There’s no denying the technologies and delivery platforms available for news consumption are ever changing. The volume of information accessible today can appear staggering to average consumers as an unending array of voices and perspectives competes for their attention. Yet amid this melee is one simple truth—not all information is created equally. In other words, some of what’s out there is honest, true and contextual, but much else is nothing more than spin or outright falsehood that seeks to steer public opinion or reinforce ideological strongholds.

In their book, Blur: How to Know What’s True in the Age of Information Overload, authors Bill Kovach and Tom Rosenstiel spell out key truths about this new information age and how journalists and consumers alike can take more initiative to evaluate the myriad of competing claims found on everything from a burgeoning list of websites, cable talk shows, blogs and other social media.

The authors’ message is clear: Audiences must assume more of the gatekeeping role traditionally assigned to journalists for the information they encounter. They advocate an approach known as a “skeptical way of knowing,” or using an evaluative process to determine information’s veracity.

The central questions comprising this method are as follows:

  • What kind of content am I encountering?
  • Is the information complete? If not, what is missing?
  • Who or what are the sources, and why should I believe them?
  • What evidence is presented, and how was it tested or vetted?
  • What might be an alternative explanation or understanding?
  • Am I learning what I need to? If not, what do I still need to learn?

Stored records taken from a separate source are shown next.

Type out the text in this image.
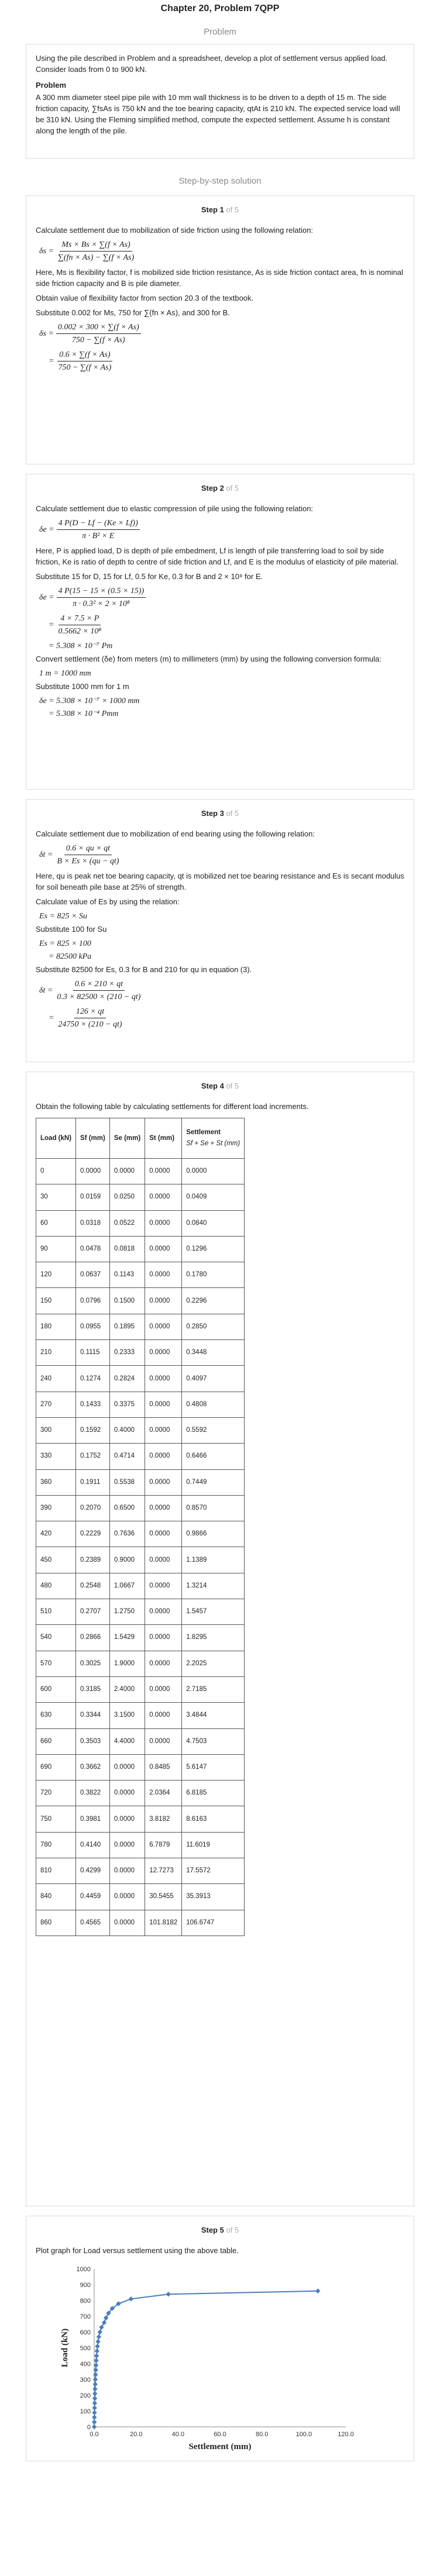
Chapter 20, Problem 7QPP
Problem

Using the pile described in Problem and a spreadsheet, develop a plot of settlement versus applied load. Consider loads from 0 to 900 kN.

Problem

A 300 mm diameter steel pipe pile with 10 mm wall thickness is to be driven to a depth of 15 m. The side friction capacity, ∑fsAs is 750 kN and the toe bearing capacity, qtAt is 210 kN. The expected service load will be 310 kN. Using the Fleming simplified method, compute the expected settlement. Assume h is constant along the length of the pile.

Step-by-step solution
Step 1 of 5

Calculate settlement due to mobilization of side friction using the following relation:

$\delta s = \frac{Ms \times Bs \times \sum(f \times As)}{\sum(fn \times As) - \sum(f \times As)}$

Here, Ms is flexibility factor, f is mobilized side friction resistance, As is side friction contact area, fn is nominal side friction capacity and B is pile diameter.

Obtain value of flexibility factor from section 20.3 of the textbook.

Substitute 0.002 for Ms, 750 for ∑(fn × As), and 300 for B.

$\delta s = \frac{0.002 \times 300 \times \sum(f \times As)}{750 - \sum(f \times As)}$
= $\frac{0.6 \times \sum(f \times As)}{750 - \sum(f \times As)}$
Step 2 of 5

Calculate settlement due to elastic compression of pile using the following relation:

$\delta e = \frac{4 P(D - Lf - (Ke \times Lf))}{\text{π · B² × E}}$

Here, P is applied load, D is depth of pile embedment, Lf is length of pile transferring load to soil by side friction, Ke is ratio of depth to centre of side friction and Lf, and E is the modulus of elasticity of pile material.

Substitute 15 for D, 15 for Lf, 0.5 for Ke, 0.3 for B and 2 × 10⁸ for E.

$\delta e = \frac{4 P(15 - 15 \times (0.5 \times 15))}{\text{π · 0.3² × 2 × 10⁸}}$
= $\frac{4 \times 7.5 \times P}{\text{0.5662 × 10⁸}}$
= 5.308 × 10⁻⁷ Pm

Convert settlement (δe) from meters (m) to millimeters (mm) by using the following conversion formula:

1 m = 1000 mm

Substitute 1000 mm for 1 m

δe = 5.308 × 10⁻⁷ × 1000 mm
= 5.308 × 10⁻⁴ Pmm
Step 3 of 5

Calculate settlement due to mobilization of end bearing using the following relation:

$\delta t = \frac{0.6 \times qu \times qt}{B \times Es \times (qu - qt)}$

Here, qu is peak net toe bearing capacity, qt is mobilized net toe bearing resistance and Es is secant modulus for soil beneath pile base at 25% of strength.

Calculate value of Es by using the relation:

Es = 825 × Su

Substitute 100 for Su

Es = 825 × 100
= 82500 kPa

Substitute 82500 for Es, 0.3 for B and 210 for qu in equation (3).

$\delta t = \frac{0.6 \times 210 \times qt}{0.3 \times 82500 \times (210 - qt)}$
= $\frac{126 \times qt}{24750 \times (210 - qt)}$
Step 4 of 5

Obtain the following table by calculating settlements for different load increments.

Load (kN)	Sf (mm)	Se (mm)	St (mm)	Settlement
Sf + Se + St (mm)
0	0.0000	0.0000	0.0000	0.0000
30	0.0159	0.0250	0.0000	0.0409
60	0.0318	0.0522	0.0000	0.0840
90	0.0478	0.0818	0.0000	0.1296
120	0.0637	0.1143	0.0000	0.1780
150	0.0796	0.1500	0.0000	0.2296
180	0.0955	0.1895	0.0000	0.2850
210	0.1115	0.2333	0.0000	0.3448
240	0.1274	0.2824	0.0000	0.4097
270	0.1433	0.3375	0.0000	0.4808
300	0.1592	0.4000	0.0000	0.5592
330	0.1752	0.4714	0.0000	0.6466
360	0.1911	0.5538	0.0000	0.7449
390	0.2070	0.6500	0.0000	0.8570
420	0.2229	0.7636	0.0000	0.9866
450	0.2389	0.9000	0.0000	1.1389
480	0.2548	1.0667	0.0000	1.3214
510	0.2707	1.2750	0.0000	1.5457
540	0.2866	1.5429	0.0000	1.8295
570	0.3025	1.9000	0.0000	2.2025
600	0.3185	2.4000	0.0000	2.7185
630	0.3344	3.1500	0.0000	3.4844
660	0.3503	4.4000	0.0000	4.7503
690	0.3662	0.0000	0.8485	5.6147
720	0.3822	0.0000	2.0364	6.8185
750	0.3981	0.0000	3.8182	8.6163
780	0.4140	0.0000	6.7879	11.6019
810	0.4299	0.0000	12.7273	17.5572
840	0.4459	0.0000	30.5455	35.3913
860	0.4565	0.0000	101.8182	106.6747
Step 5 of 5

Plot graph for Load versus settlement using the above table.

0
100
200
300
400
500
600
700
800
900
1000
0.0	20.0	40.0	60.0	80.0	100.0	120.0
Settlement (mm)
Load (kN)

Each chapter of the book focuses on answering one of those bullet points. The narrative is rich with examples from a range of new and traditional media. The text serves as a guidepost for navigating the sometimes perilous and confusing information age we now live in. For that reason, this book is invaluable to any high school or college journalism classroom. Every adviser should read this book and find ways to incorporate its findings and principles into classroom instruction.

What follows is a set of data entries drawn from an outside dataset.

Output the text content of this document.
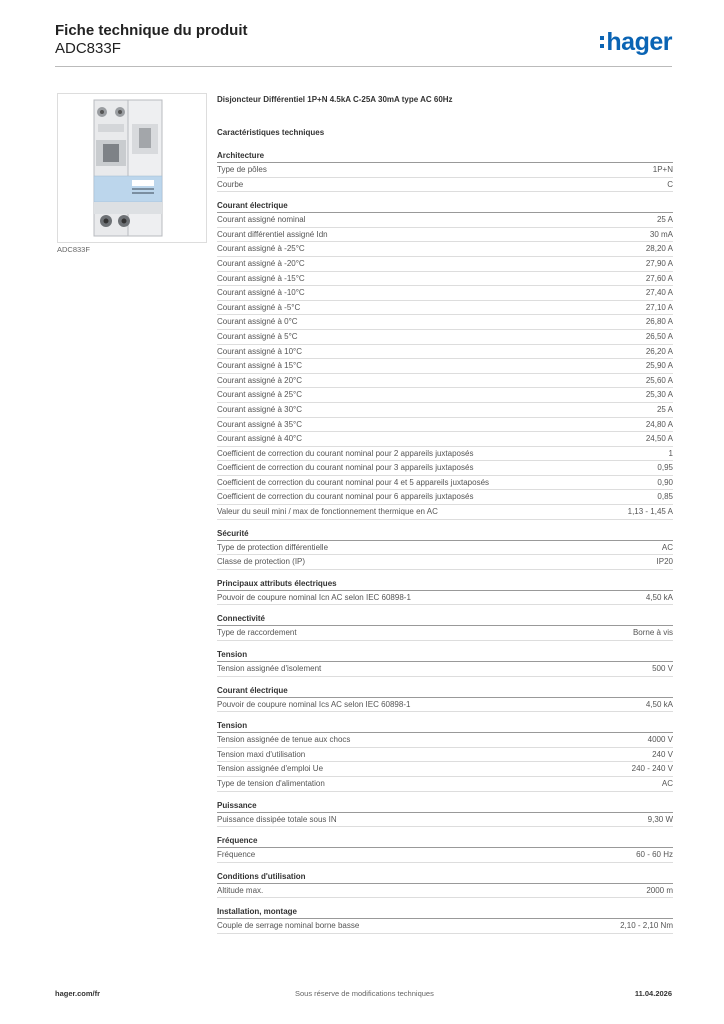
Fiche technique du produit
ADC833F	hager
ADC833F
Disjoncteur Différentiel 1P+N 4.5kA C-25A 30mA type AC 60Hz
Caractéristiques techniques
Architecture
Type de pôles	1P+N
Courbe	C
Courant électrique
Courant assigné nominal	25 A
Courant différentiel assigné Idn	30 mA
Courant assigné à -25°C	28,20 A
Courant assigné à -20°C	27,90 A
Courant assigné à -15°C	27,60 A
Courant assigné à -10°C	27,40 A
Courant assigné à -5°C	27,10 A
Courant assigné à 0°C	26,80 A
Courant assigné à 5°C	26,50 A
Courant assigné à 10°C	26,20 A
Courant assigné à 15°C	25,90 A
Courant assigné à 20°C	25,60 A
Courant assigné à 25°C	25,30 A
Courant assigné à 30°C	25 A
Courant assigné à 35°C	24,80 A
Courant assigné à 40°C	24,50 A
Coefficient de correction du courant nominal pour 2 appareils juxtaposés	1
Coefficient de correction du courant nominal pour 3 appareils juxtaposés	0,95
Coefficient de correction du courant nominal pour 4 et 5 appareils juxtaposés	0,90
Coefficient de correction du courant nominal pour 6 appareils juxtaposés	0,85
Valeur du seuil mini / max de fonctionnement thermique en AC	1,13 - 1,45 A
Sécurité
Type de protection différentielle	AC
Classe de protection (IP)	IP20
Principaux attributs électriques
Pouvoir de coupure nominal Icn AC selon IEC 60898-1	4,50 kA
Connectivité
Type de raccordement	Borne à vis
Tension
Tension assignée d'isolement	500 V
Courant électrique
Pouvoir de coupure nominal Ics AC selon IEC 60898-1	4,50 kA
Tension
Tension assignée de tenue aux chocs	4000 V
Tension maxi d'utilisation	240 V
Tension assignée d'emploi Ue	240 - 240 V
Type de tension d'alimentation	AC
Puissance
Puissance dissipée totale sous IN	9,30 W
Fréquence
Fréquence	60 - 60 Hz
Conditions d'utilisation
Altitude max.	2000 m
Installation, montage
Couple de serrage nominal borne basse	2,10 - 2,10 Nm
hager.com/fr	Sous réserve de modifications techniques	11.04.2026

While the authors intended for the book to be useful to a wide range of audiences, the book’s target audience is the everyday news and information consumer. As the general public assumes more of the gatekeeping role once assigned to professional journalists, average viewers and readers must understand how to assess information’s veracity and a source’s credibility.

As the authors note in the book, “Democracy stakes everything on a continuing dialogue of informed citizens. And that dialogue rises or falls on whether the discussion is based on propaganda or deceit or on facts and verification pursued with a mind willing to learn.” That last part of the quote is essential. The individual’s mind must be willing to interpret, engage, think and question. Simply accepting viewpoints and ideas that confirm what one already believes doesn’t enhance that dialogue so necessary for the survival of democracy.

But this is perhaps another reason that stakes claim to the importance of scholastic journalism programs—that is precisely the place where students do learn these skills so necessary for engaged citizenship in a digital era.